The workshop will employ a pedagogy (as outlined in Lees 2022) that combines active / rehearsal room approaches to Shakespeare with an intercultural perspective on language teaching and learning. Workshop attendees will be invited to take part in a series of creative, collaborative activities designed to allow them to experience the drama, excitement and strangeness of Shakespeare’s language as they play with, (re)interpret and enact the texts in interaction. Attendees will at the same time be encouraged to reflect on their own linguistic and cultural assumptions and identities as they mediate and (de)familiarise themselves with Shakespeare’s words.
No prior knowledge of Shakespeare is needed, but comfortable clothes that you can move around in are recommended!
Duncan Lees is an Assistant Professor in the Department of Applied Linguistics at Warwick. His research and teaching combine insights from drama pedagogy and intercultural language education with an ethnomethodological perspective that makes use of Conversation Analysis (CA) and Membership Categorisation Analysis (MCA). At Warwick, he leads modules including Intercultural Pragmatics, Understanding Culture and Intercultural Coaching and Development, and is the convenor of the new Drama and Language Education Research Group (DaLE). He previously spent more than a decade working at Guangdong University of Foreign Studies in China, teaching various aspects of English-language drama and literature. His ESRC-funded PhD was an ethnomethodological study of intercultural Shakespeare workshops at a Chinese university, and employed a pedagogical approach outlined in his recent chapter for Shaules and McConachy’s Transformation, Embodiment, and Wellbeing in Foreign Language Pedagogy (2022).
Dr Anastasia Stavridou
“Getting Started on Research and Publications as a research student”

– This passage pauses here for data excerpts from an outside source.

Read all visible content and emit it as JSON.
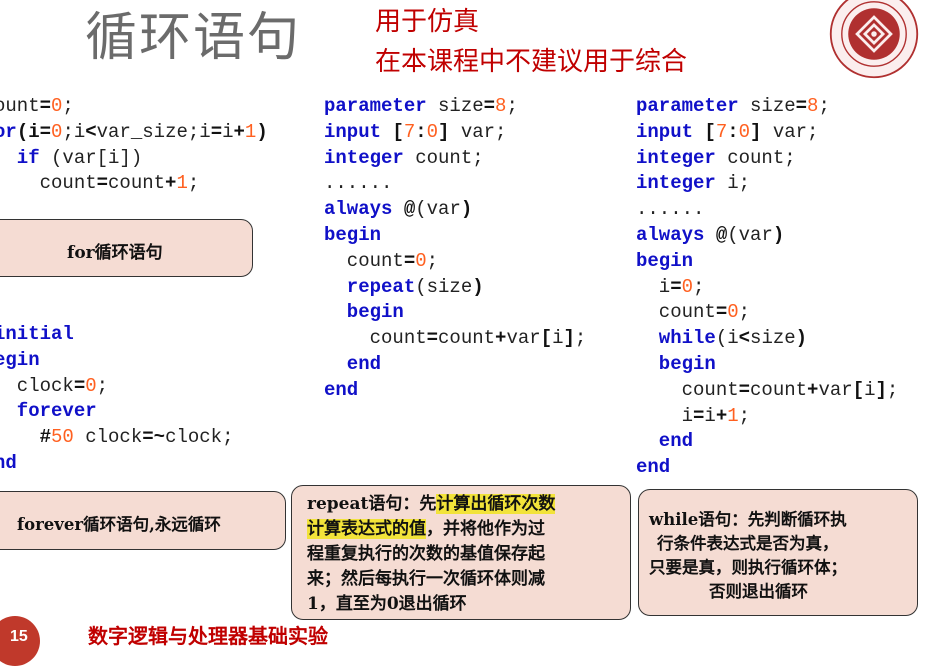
{
  "header": {
    "title": "循环语句",
    "subtitle_line1": "用于仿真",
    "subtitle_line2": "在本课程中不建议用于综合"
  },
  "code_for": {
    "l1a": "ount",
    "l1b": "=",
    "l1c": "0",
    "l1d": ";",
    "l2a": "or",
    "l2b": "(i",
    "l2c": "=",
    "l2d": "0",
    "l2e": ";i",
    "l2f": "<",
    "l2g": "var_size;i",
    "l2h": "=",
    "l2i": "i",
    "l2j": "+",
    "l2k": "1",
    "l2l": ")",
    "l3a": "  if",
    "l3b": " (var[i])",
    "l4a": "    count",
    "l4b": "=",
    "l4c": "count",
    "l4d": "+",
    "l4e": "1",
    "l4f": ";"
  },
  "code_forever": {
    "l1": "initial",
    "l2": "egin",
    "l3a": "  clock",
    "l3b": "=",
    "l3c": "0",
    "l3d": ";",
    "l4": "  forever",
    "l5a": "    ",
    "l5b": "#",
    "l5c": "50",
    "l5d": " clock",
    "l5e": "=~",
    "l5f": "clock;",
    "l6": "nd"
  },
  "code_repeat": {
    "l1a": "parameter",
    "l1b": " size",
    "l1c": "=",
    "l1d": "8",
    "l1e": ";",
    "l2a": "input",
    "l2b": " [",
    "l2c": "7",
    "l2d": ":",
    "l2e": "0",
    "l2f": "]",
    "l2g": " var;",
    "l3a": "integer",
    "l3b": " count;",
    "l4": "......",
    "l5a": "always",
    "l5b": " @",
    "l5c": "(var",
    "l5d": ")",
    "l6": "begin",
    "l7a": "  count",
    "l7b": "=",
    "l7c": "0",
    "l7d": ";",
    "l8a": "  repeat",
    "l8b": "(size",
    "l8c": ")",
    "l9": "  begin",
    "l10a": "    count",
    "l10b": "=",
    "l10c": "count",
    "l10d": "+",
    "l10e": "var",
    "l10f": "[",
    "l10g": "i",
    "l10h": "]",
    "l10i": ";",
    "l11": "  end",
    "l12": "end"
  },
  "code_while": {
    "l1a": "parameter",
    "l1b": " size",
    "l1c": "=",
    "l1d": "8",
    "l1e": ";",
    "l2a": "input",
    "l2b": " [",
    "l2c": "7",
    "l2d": ":",
    "l2e": "0",
    "l2f": "]",
    "l2g": " var;",
    "l3a": "integer",
    "l3b": " count;",
    "l4a": "integer",
    "l4b": " i;",
    "l5": "......",
    "l6a": "always",
    "l6b": " @",
    "l6c": "(var",
    "l6d": ")",
    "l7": "begin",
    "l8a": "  i",
    "l8b": "=",
    "l8c": "0",
    "l8d": ";",
    "l9a": "  count",
    "l9b": "=",
    "l9c": "0",
    "l9d": ";",
    "l10a": "  while",
    "l10b": "(i",
    "l10c": "<",
    "l10d": "size",
    "l10e": ")",
    "l11": "  begin",
    "l12a": "    count",
    "l12b": "=",
    "l12c": "count",
    "l12d": "+",
    "l12e": "var",
    "l12f": "[",
    "l12g": "i",
    "l12h": "]",
    "l12i": ";",
    "l13a": "    i",
    "l13b": "=",
    "l13c": "i",
    "l13d": "+",
    "l13e": "1",
    "l13f": ";",
    "l14": "  end",
    "l15": "end"
  },
  "boxes": {
    "for_label": "for循环语句",
    "forever_label": "forever循环语句,永远循环",
    "repeat_pre": "repeat语句：先",
    "repeat_hl1": "计算出循环次数",
    "repeat_hl2": "计算表达式的值",
    "repeat_rest1": "，并将他作为过",
    "repeat_line3": "程重复执行的次数的基值保存起",
    "repeat_line4": "来；然后每执行一次循环体则减",
    "repeat_line5": "1，直至为0退出循环",
    "while_line1": "while语句：先判断循环执",
    "while_line2": "行条件表达式是否为真，",
    "while_line3": "只要是真，则执行循环体；",
    "while_line4": "否则退出循环"
  },
  "footer": {
    "page_number": "15",
    "course": "数字逻辑与处理器基础实验"
  },
  "colors": {
    "keyword": "#1010c8",
    "number": "#ff6020",
    "accent": "#c00000",
    "box_fill": "#f5dcd3",
    "highlight": "#f2e33a"
  }
}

Getting a job in academia requires a set of achievements and skills with one’s publications and research portfolio being two that are frequently highly valued. Because of the competitive nature of the academic job market, research students are keen on publishing during their doctoral studies. Hence, it comes as no surprise why many research students often wonder at which stage of their doctoral studies they should start thinking about publications and even, how many publications they should have by the time they graduate, although quality matters over quantity. Building a strong research profile, which may include publications or policy work amongst others, without one compromising the progress of their thesis can therefore be a stressful and challenging process. This one-hour workshop will provide practical advice for doctoral students who wish to start with the development of their research agenda. Participants will find out more about
(i) developing their own research ideas,
(ii) managing effectively the research and publication process and (iii) dealing with the publication outcomes
Moreover, participants will be given the opportunity to engage in group discussion and think of ideas that can be developed into potential research projects. Lastly, the speaker will share examples of her own experience and reflect on lessons learnt.
Her research interests lie in the fields of Sociolinguistics, Discourse Analysis and Intercultural Communication more broadly, and in leadership - followership, sports communication and identity construction more specifically. More recently, she started undertaking research in the intersections of linguistics and politics in the media.